Lenovo, Even Without Motorola, Grew Smartphones 47 Percent in Q3

Lenovo’s third-quarter included record revenue and profit, sales of 2 million smartphones in China and new plans for attack. 

Lenovo continues to protect and attack and succeed. On Feb. 13 it announced the results of its fiscal 2013/2014 third quarter, which included record revenue and profit. Lenovo’s revenue was $10.8 billion U.S.—marking the first time it surpassed the $10 billion mark—and net profit was $265 million, up 30 percent year on year.

“We are focused on protecting our core PC business while aggressively attacking gross PC+ areas, including tablets, smartphones, servers and storage,” CEO Yang Yuanqing said during the earnings call.

In the PC space, Lenovo not only protected its leading position, said Yang, but grew profits 27 percent year on year and enjoyed balanced growth worldwide.

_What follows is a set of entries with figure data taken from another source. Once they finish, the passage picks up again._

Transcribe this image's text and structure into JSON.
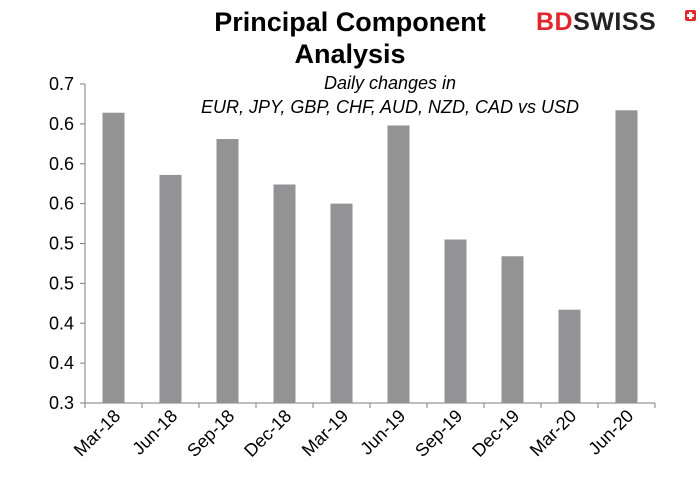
{
  "chart_data": {
    "type": "bar",
    "title_lines": [
      "Principal Component",
      "Analysis"
    ],
    "subtitle_lines": [
      "Daily changes in",
      "EUR, JPY, GBP, CHF, AUD, NZD, CAD vs USD"
    ],
    "categories": [
      "Mar-18",
      "Jun-18",
      "Sep-18",
      "Dec-18",
      "Mar-19",
      "Jun-19",
      "Sep-19",
      "Dec-19",
      "Mar-20",
      "Jun-20"
    ],
    "values": [
      0.664,
      0.586,
      0.631,
      0.574,
      0.55,
      0.648,
      0.505,
      0.484,
      0.417,
      0.667
    ],
    "ylim": [
      0.3,
      0.7
    ],
    "ytick_values": [
      0.3,
      0.35,
      0.4,
      0.45,
      0.5,
      0.55,
      0.6,
      0.65,
      0.7
    ],
    "ytick_labels": [
      "0.3",
      "0.4",
      "0.4",
      "0.5",
      "0.5",
      "0.6",
      "0.6",
      "0.6",
      "0.7"
    ],
    "xlabel": "",
    "ylabel": "",
    "bar_color": "#939396",
    "grid": false,
    "legend": "none"
  },
  "logo": {
    "part1": "BD",
    "part2": "SWISS"
  }
}
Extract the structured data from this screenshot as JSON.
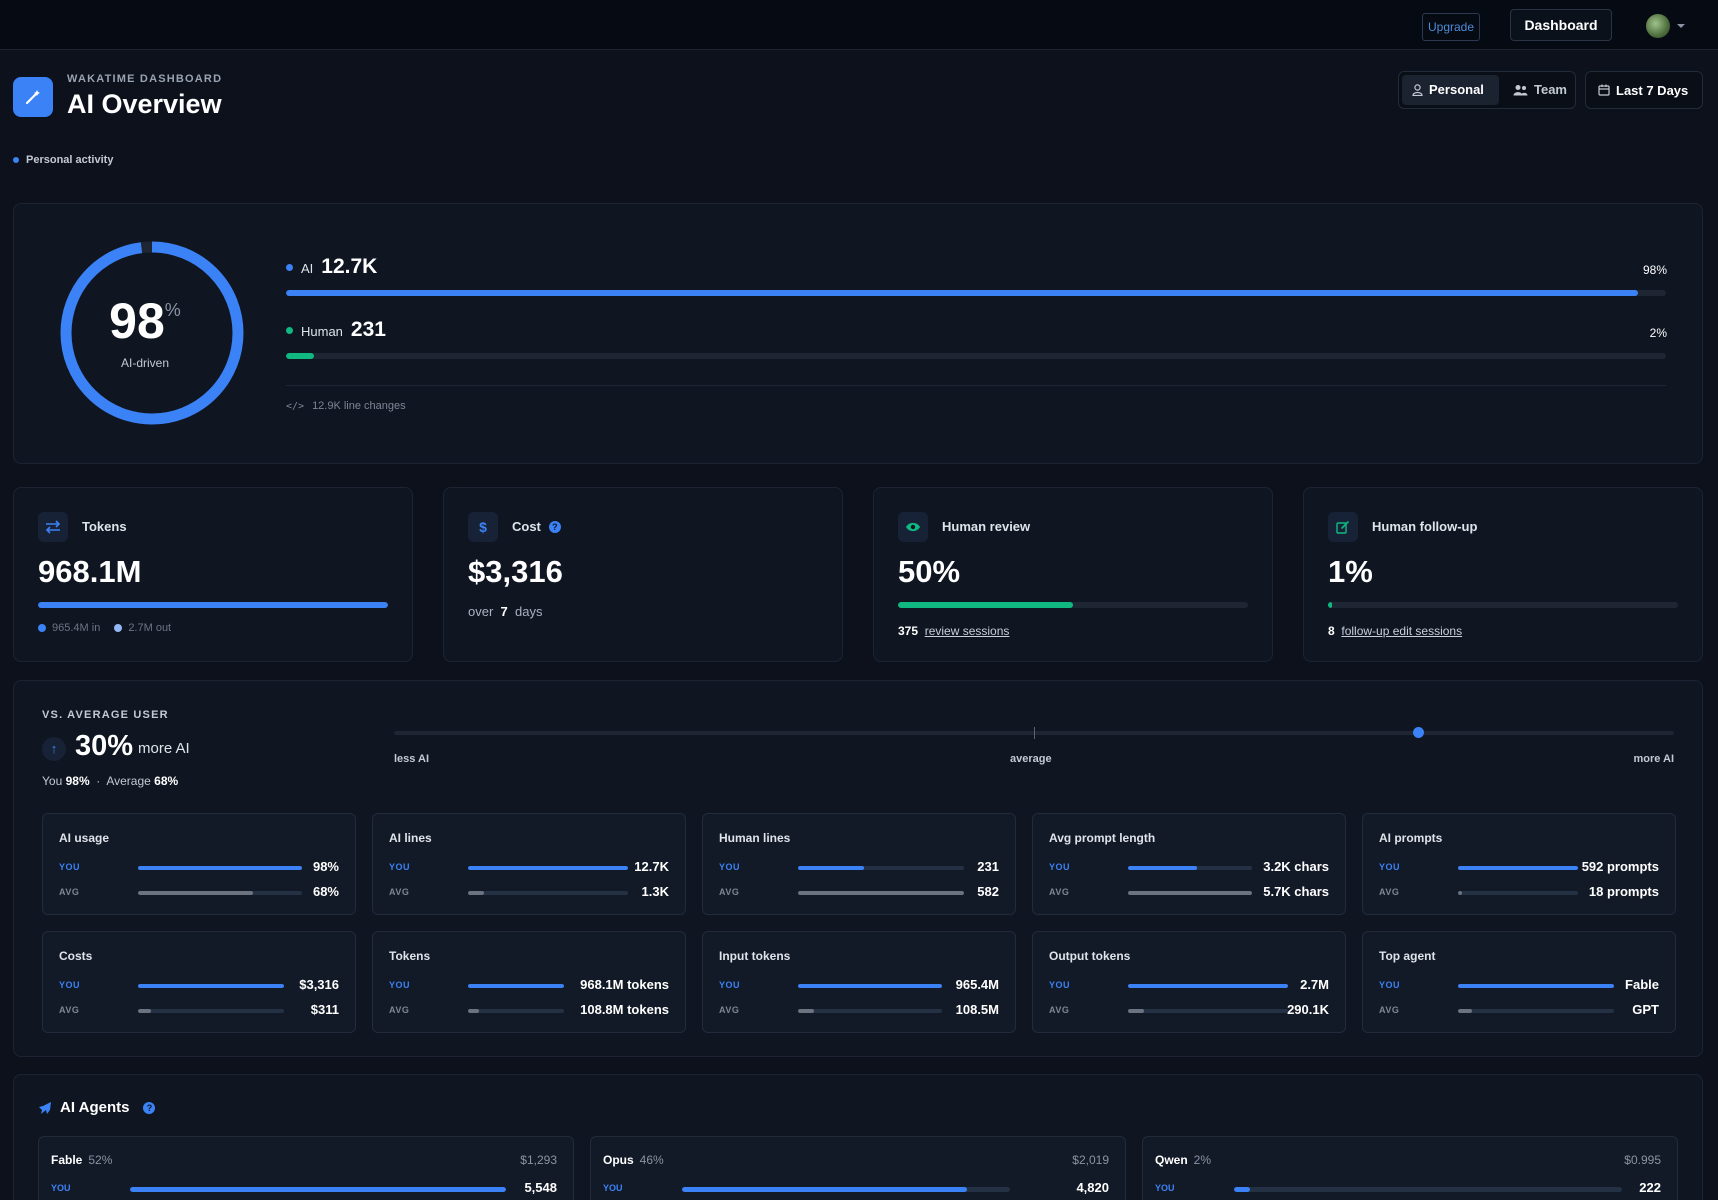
{
  "header": {
    "upgrade_label": "Upgrade",
    "dashboard_label": "Dashboard"
  },
  "page": {
    "brand": "WAKATIME DASHBOARD",
    "title": "AI Overview",
    "activity_label": "Personal activity"
  },
  "scope": {
    "personal_label": "Personal",
    "team_label": "Team",
    "range_label": "Last 7 Days"
  },
  "ai_share": {
    "percent": "98",
    "percent_value": 98,
    "percent_symbol": "%",
    "ring_label": "AI-driven",
    "ai": {
      "label": "AI",
      "value": "12.7K",
      "pct": "98%",
      "fraction": 0.98
    },
    "human": {
      "label": "Human",
      "value": "231",
      "pct": "2%",
      "fraction": 0.02
    },
    "line_changes": "12.9K line changes"
  },
  "stats": {
    "tokens": {
      "title": "Tokens",
      "value": "968.1M",
      "in_label": "965.4M in",
      "out_label": "2.7M out",
      "fraction": 1.0
    },
    "cost": {
      "title": "Cost",
      "value": "$3,316",
      "prefix": "over",
      "days": "7",
      "suffix": "days"
    },
    "review": {
      "title": "Human review",
      "value": "50%",
      "count": "375",
      "link": "review sessions",
      "fraction": 0.5
    },
    "followup": {
      "title": "Human follow-up",
      "value": "1%",
      "count": "8",
      "link": "follow-up edit sessions",
      "fraction": 0.01
    }
  },
  "vs_average": {
    "title": "VS. AVERAGE USER",
    "value": "30%",
    "label": "more AI",
    "you_label": "You",
    "you_value": "98%",
    "separator": "·",
    "avg_label": "Average",
    "avg_value": "68%",
    "scale": {
      "left": "less AI",
      "mid": "average",
      "right": "more AI",
      "position": 0.8
    },
    "you_tag": "YOU",
    "avg_tag": "AVG",
    "metrics": [
      {
        "title": "AI usage",
        "you": "98%",
        "avg": "68%",
        "you_frac": 1.0,
        "avg_frac": 0.7
      },
      {
        "title": "AI lines",
        "you": "12.7K",
        "avg": "1.3K",
        "you_frac": 1.0,
        "avg_frac": 0.1
      },
      {
        "title": "Human lines",
        "you": "231",
        "avg": "582",
        "you_frac": 0.4,
        "avg_frac": 1.0
      },
      {
        "title": "Avg prompt length",
        "you": "3.2K chars",
        "avg": "5.7K chars",
        "you_frac": 0.56,
        "avg_frac": 1.0
      },
      {
        "title": "AI prompts",
        "you": "592 prompts",
        "avg": "18 prompts",
        "you_frac": 1.0,
        "avg_frac": 0.03
      },
      {
        "title": "Costs",
        "you": "$3,316",
        "avg": "$311",
        "you_frac": 1.0,
        "avg_frac": 0.09
      },
      {
        "title": "Tokens",
        "you": "968.1M tokens",
        "avg": "108.8M tokens",
        "you_frac": 1.0,
        "avg_frac": 0.11
      },
      {
        "title": "Input tokens",
        "you": "965.4M",
        "avg": "108.5M",
        "you_frac": 1.0,
        "avg_frac": 0.11
      },
      {
        "title": "Output tokens",
        "you": "2.7M",
        "avg": "290.1K",
        "you_frac": 1.0,
        "avg_frac": 0.1
      },
      {
        "title": "Top agent",
        "you": "Fable",
        "avg": "GPT",
        "you_frac": 1.0,
        "avg_frac": 0.09
      }
    ]
  },
  "agents": {
    "title": "AI Agents",
    "you_tag": "YOU",
    "items": [
      {
        "name": "Fable",
        "share": "52%",
        "price": "$1,293",
        "value": "5,548",
        "fraction": 1.0
      },
      {
        "name": "Opus",
        "share": "46%",
        "price": "$2,019",
        "value": "4,820",
        "fraction": 0.87
      },
      {
        "name": "Qwen",
        "share": "2%",
        "price": "$0.995",
        "value": "222",
        "fraction": 0.04
      }
    ]
  },
  "colors": {
    "accent": "#3b82f6",
    "human": "#10b981",
    "avg_bar": "#6b7280",
    "background": "#0c111b"
  }
}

Lenovo’s tablet sales, over the same period, grew 325 percent, nearing 3.4 million units.

In the smartphone space, Lenovo said sales grew nearly 50 percent year over year and included a record 2 million-plus units to China.

In January, Lenovo made two major deals within days of each other, buying IBM’s low-end x86 server business for $2.3 billion and then acquiring Motorola Mobility from Google for $2.9 billion.

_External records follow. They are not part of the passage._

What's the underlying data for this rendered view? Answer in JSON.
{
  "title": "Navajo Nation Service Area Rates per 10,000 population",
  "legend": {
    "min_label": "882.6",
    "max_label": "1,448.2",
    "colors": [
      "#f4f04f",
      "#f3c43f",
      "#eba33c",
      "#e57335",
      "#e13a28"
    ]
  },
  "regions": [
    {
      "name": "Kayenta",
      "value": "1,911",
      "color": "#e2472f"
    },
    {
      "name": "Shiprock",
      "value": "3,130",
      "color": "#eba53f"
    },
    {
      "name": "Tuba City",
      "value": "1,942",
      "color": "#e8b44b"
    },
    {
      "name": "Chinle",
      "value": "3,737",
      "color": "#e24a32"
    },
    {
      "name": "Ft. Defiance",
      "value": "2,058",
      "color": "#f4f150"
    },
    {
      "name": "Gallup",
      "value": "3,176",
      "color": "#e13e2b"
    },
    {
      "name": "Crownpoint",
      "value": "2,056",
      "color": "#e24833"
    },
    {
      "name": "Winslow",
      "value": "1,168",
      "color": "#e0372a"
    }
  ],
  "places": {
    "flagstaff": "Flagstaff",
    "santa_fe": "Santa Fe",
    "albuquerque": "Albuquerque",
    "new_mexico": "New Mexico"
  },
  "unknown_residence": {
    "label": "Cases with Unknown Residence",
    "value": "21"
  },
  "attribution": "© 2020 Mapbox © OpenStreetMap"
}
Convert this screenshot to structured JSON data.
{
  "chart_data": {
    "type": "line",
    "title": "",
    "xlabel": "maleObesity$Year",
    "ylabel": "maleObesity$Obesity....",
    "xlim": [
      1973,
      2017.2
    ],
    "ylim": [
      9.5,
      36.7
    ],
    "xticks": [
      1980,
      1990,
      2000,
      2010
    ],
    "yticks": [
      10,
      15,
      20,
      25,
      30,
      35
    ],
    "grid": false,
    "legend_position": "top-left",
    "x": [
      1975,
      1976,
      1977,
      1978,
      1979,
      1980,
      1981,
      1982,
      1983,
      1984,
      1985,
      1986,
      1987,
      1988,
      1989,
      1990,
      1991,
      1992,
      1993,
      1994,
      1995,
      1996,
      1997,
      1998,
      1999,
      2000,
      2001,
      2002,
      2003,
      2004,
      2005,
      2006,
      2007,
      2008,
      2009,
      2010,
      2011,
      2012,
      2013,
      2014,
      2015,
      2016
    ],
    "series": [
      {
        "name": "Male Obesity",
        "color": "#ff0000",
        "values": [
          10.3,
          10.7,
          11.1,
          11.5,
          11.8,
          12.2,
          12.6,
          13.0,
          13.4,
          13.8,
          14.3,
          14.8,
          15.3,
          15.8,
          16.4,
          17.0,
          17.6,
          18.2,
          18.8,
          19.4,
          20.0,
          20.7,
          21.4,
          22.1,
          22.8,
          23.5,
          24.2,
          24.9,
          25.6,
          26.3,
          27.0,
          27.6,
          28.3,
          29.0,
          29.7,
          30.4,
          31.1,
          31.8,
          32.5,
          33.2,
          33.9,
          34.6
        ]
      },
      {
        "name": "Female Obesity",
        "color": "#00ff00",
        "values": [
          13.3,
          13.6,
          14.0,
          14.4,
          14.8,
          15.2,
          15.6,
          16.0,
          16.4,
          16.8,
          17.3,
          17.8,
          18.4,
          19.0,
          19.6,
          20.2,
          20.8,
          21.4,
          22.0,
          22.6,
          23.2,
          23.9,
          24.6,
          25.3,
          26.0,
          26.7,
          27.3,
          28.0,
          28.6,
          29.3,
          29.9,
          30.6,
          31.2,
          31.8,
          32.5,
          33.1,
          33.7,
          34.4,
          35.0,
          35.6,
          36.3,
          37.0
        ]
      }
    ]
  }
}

“Our plan is clear, and we are now building the foundation of growth for the next decade, said Yang.

The server deal, he continued, will enable Lenovo to enter the market as the number-three player; moving forward, Lenovo plans to bring down costs and make its server business even more profitable than its PC business.

In the smartphone market, Lenovo plans to defend its market share and keep attacking others’.

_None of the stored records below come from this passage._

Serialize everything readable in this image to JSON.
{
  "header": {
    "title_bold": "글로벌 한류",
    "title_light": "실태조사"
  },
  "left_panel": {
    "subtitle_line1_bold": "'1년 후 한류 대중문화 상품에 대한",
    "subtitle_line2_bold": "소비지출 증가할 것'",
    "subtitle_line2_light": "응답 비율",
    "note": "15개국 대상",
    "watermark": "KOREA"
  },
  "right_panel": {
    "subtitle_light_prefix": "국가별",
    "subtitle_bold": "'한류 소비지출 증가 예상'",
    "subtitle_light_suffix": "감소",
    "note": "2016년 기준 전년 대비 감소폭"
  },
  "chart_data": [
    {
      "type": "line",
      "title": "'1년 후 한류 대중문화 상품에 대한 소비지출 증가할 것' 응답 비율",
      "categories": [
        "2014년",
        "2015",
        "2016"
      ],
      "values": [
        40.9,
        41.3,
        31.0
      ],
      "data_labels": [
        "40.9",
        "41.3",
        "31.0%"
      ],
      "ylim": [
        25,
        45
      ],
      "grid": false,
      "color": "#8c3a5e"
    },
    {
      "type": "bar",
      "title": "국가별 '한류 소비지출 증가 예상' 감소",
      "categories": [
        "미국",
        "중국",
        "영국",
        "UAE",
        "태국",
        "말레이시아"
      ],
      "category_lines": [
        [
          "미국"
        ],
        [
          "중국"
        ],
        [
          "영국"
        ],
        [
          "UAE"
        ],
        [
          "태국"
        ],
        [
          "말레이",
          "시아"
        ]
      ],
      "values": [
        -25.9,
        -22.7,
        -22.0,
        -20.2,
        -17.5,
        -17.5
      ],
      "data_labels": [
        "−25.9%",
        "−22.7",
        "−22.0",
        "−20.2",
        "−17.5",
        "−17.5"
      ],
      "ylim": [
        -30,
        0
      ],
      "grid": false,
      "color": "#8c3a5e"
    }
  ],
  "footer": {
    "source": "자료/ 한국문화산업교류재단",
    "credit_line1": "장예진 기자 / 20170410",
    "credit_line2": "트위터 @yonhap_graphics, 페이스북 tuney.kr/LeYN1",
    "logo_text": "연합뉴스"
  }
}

“We already are mapping out a thorough integration and turnaround plan,” said Yang. “We will realize synergies that are tangible and substantial, as well as introduce new products to the market. We not only can achieve significant savings through lower material costs but can also reduce each one with global scale.”

Lenovo plans to reintroduce new Razr products and new innovations in North America and Latin America, Yang said, as well as in “China and other emerging markets, where we believe customers will embrace Motorola once again.”

Research firm IDC, announcing fourth-quarter 2014 smartphone shipment results Feb. 13, agreed that the Motorola acquisition creates opportunities for Lenovo.

“The acquisition will … provide Lenovo with patent protection and allow it to expand rapidly across the global market,” Anshul Gupta, a Gartner principal analyst, said in a statement. “We believe this deal is not just about entering into the U.S. but more about stepping out of China.”

Lenovo was the number-four smartphone vendor worldwide during 2013, selling 12.9 million units, though the number-five vendor for the whole of 2013, behind Samsung, Apple, Huawei and LG Electronics, respectively.

In January, Lenovo also announced a restructuring of its business into four distinct groups—PC, mobile, enterprise and ecosystem-and-cloud. These will go into effect in April and “drive even more efficiencies, growth and innovations,” said Yang.

“Looking ahead,” he continued, “we are confident that our existing businesses will grow… and we are confident that our new businesses will give us new pillars on which to build long-term sustainable growth.”